Случайно встречаюсь взглядом с мертвым. Непроизвольно вздрагиваю.
Он — живой!
У него насмешливые светлые глаза. Он смотрит на меня с печальной улыбкой, смущенно. Ему неловко, что я вижу его череп сквозь гнилую плоть — ну бывает же неловко людям, случайно прорвавшим дыру на рукаве или заметившим, что у них на воротнике перхоть.
Мало того, что он — живой, он еще и не теленаркоман. У тех не бывает такого взгляда, всепонимающего, смущенного и грустного. Меня вдруг окатывает стыдом. Я пытаюсь уступить ему место; он отрицательно мотает головой — и волосы, слипшиеся от позеленевшей сукровицы, мотаются одним запекшимся колтуном.
Я впадаю в долгий ступор, пытаясь понять, как совместить этот вид и этот взгляд — но тут в вагоне начинается драка. Двое бугаев в спортивных куртках сцепились с высоченным худым парнем в длинном плаще а-ля Нео. У бугаев круглые красные рожи, глазки-изюминки и глубокие черные рты. С худого сбивают темные зеркальные очки — две внимательные змеиные головки смотрят из его пустых глазных впадин. Бугаи, ворча, отступают; мне кажется, зрелище их впечатлило. Худой поднимает очки, кривит безгубый рот, отряхивает плащ, пробирается к дверям.
Электричка останавливается. Станция мне совершенно незнакома, но роскошна, как те, что делались в сталинские пятилетки. Тяжеловесная, угрюмая роскошь. И я, рассматривая колонну из черного мрамора и стекла, вдруг вижу, как она идет по перрону к выходу в город.
Вскакиваю с места, толкаюсь и шепчу ужасные слова. Бабка-баньши визжит мне вслед так, что ломит виски и горит спина. Я еле выскакиваю из поезда, помятый и воняющий псиной от прикосновений мертвецов.
Ее уже не видно — дошла до эскалатора и поехала вверх.
Бегу за ней, чувствуя себя идиотом. С наверший стеклянных колонн слащаво улыбаются бронзовые безглазые лица. Пол — черный, гулкий, похожий на плиты вулканического стекла. Пустынно. На мраморной скамейке расположился веселый бомж и играет на баяне «Раскинулось море широко» — мелодия гулко отдается в высоких сводах.

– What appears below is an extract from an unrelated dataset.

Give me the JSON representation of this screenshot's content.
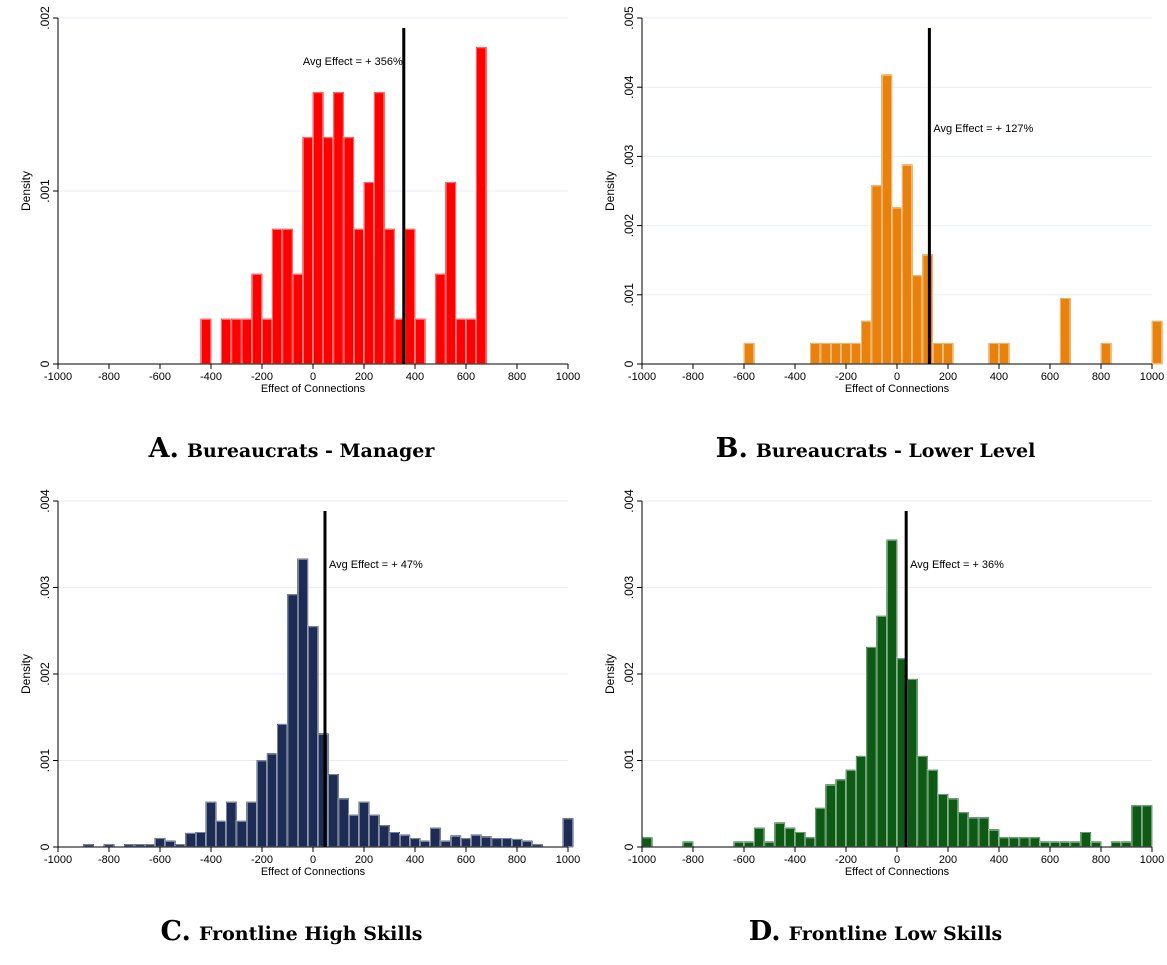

На электронном табло — «00.13.13» — и секунды растянулись так, что я вижу эти цифры целую минуту, пока бегу. А потом — эскалатор.
В щелях между ступенями шевелится и светится обычное адское
Ну, может, и не адское, на самом-то деле.
На движущемся поручне — заиндевевший след ее пальчиков
Это ужасно далеко. Вернее, я ехал ужасно долго. Кажется, зима уже кончилась.
Наверное, все-таки это только кажется. Холодно, даже очень холодно. Снег кругом лежит и все так, как должно быть, но сквозь резкий запах снега я слышу этот дымный, терпкий весенний аромат. Я выхожу из метро — и первое, что вижу — луна, бледно-золотая, апрельская луна, которая смотрит с зимних небес. Луна мне хорошо знакома, подруга, можно сказать.
Остальное — нет.
Вокруг очень обычная площадь с ночными ларьками. Рекламные щиты. Кольцо маршруток; автобусы брошены и неподвижны, на лобовом стекле ближайшего — номер 666, но не светится. Я, хоть убей, не помню, где ходит такой маршрут.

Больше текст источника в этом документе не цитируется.